Holy Trinity Church (Biserica Sfânta Treime) is a Romanian Orthodox church located at 13 Parcul Traian Street, Oradea, Romania. It is dedicated to the Holy Trinity.

The church was begun in 1692, after the loss of Ottoman control over the city during the Great Turkish War, in favor of the Habsburg monarchy. Originally a Roman Catholic church, it was initiated by Bishop Ágoston Benkovich and dedicated to Saint Bridget of Sweden. It was the first Catholic church outside the Oradea Citadel, located in the Olosig district.
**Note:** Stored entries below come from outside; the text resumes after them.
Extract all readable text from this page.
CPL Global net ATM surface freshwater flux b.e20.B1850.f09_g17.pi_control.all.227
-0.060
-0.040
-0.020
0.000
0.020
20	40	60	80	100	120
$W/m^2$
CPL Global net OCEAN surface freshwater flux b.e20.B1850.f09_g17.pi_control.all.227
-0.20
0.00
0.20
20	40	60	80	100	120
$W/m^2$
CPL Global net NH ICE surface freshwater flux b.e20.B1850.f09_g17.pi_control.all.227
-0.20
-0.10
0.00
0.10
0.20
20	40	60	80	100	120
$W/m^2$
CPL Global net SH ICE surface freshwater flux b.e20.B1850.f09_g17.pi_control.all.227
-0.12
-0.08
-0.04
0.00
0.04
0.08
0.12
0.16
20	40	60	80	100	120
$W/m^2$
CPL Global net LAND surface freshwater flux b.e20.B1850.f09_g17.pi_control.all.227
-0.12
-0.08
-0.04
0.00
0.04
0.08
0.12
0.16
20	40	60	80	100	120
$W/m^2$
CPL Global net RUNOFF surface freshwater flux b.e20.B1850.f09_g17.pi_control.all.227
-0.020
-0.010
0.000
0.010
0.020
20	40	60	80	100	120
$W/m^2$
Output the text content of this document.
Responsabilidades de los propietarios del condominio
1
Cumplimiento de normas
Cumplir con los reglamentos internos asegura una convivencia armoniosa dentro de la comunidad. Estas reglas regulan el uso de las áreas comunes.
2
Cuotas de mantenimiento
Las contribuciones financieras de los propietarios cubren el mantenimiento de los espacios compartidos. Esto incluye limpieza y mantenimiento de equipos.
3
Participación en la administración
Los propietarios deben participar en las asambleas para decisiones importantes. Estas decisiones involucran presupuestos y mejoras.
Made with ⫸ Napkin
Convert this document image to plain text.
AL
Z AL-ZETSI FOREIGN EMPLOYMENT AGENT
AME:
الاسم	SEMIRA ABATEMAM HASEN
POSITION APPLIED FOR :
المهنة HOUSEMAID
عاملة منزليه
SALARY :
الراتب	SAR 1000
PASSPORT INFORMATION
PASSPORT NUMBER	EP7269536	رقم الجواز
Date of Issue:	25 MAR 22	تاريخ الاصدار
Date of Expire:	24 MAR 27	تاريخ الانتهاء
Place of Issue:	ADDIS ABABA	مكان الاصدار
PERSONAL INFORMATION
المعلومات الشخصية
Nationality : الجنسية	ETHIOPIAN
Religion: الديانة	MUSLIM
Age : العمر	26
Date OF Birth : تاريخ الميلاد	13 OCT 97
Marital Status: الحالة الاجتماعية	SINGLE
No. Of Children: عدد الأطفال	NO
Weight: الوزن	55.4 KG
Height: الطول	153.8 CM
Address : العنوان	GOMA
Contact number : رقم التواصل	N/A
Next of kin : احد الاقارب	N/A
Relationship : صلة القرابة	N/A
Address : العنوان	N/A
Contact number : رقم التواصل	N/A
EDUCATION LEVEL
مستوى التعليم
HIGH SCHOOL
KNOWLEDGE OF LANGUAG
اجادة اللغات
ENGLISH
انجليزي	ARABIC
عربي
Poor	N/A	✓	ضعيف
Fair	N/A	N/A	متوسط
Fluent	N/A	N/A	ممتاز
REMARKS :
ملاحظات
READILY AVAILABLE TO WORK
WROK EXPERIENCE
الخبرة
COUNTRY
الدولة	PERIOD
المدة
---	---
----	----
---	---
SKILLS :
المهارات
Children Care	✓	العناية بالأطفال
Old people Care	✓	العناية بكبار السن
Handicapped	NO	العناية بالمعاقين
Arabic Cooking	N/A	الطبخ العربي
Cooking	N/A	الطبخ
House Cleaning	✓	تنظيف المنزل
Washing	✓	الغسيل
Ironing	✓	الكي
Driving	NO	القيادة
It burned in 1703 and was rebuilt in 1722.

Ship-shaped, it has a pentagonal altar; the exterior features a small wooden tower. Initially Baroque in style, as seen in the pediment decorations, it is now Eclectic. The interior frescoes date to 1982–1985. After its Roman Catholic period, the church passed to the Ruthenian Greek Catholic community, who dedicated it to the Holy Spirit. Administered by the Oradea Mare Eparchy from 1786, it was controlled by the Hajdúdorog Eparchy between 1912 and 1919. The church was Greek-Catholic until 1948, when the new communist regime outlawed the denomination.

The church is listed as a historic monument by Romania's Ministry of Culture and Religious Affairs.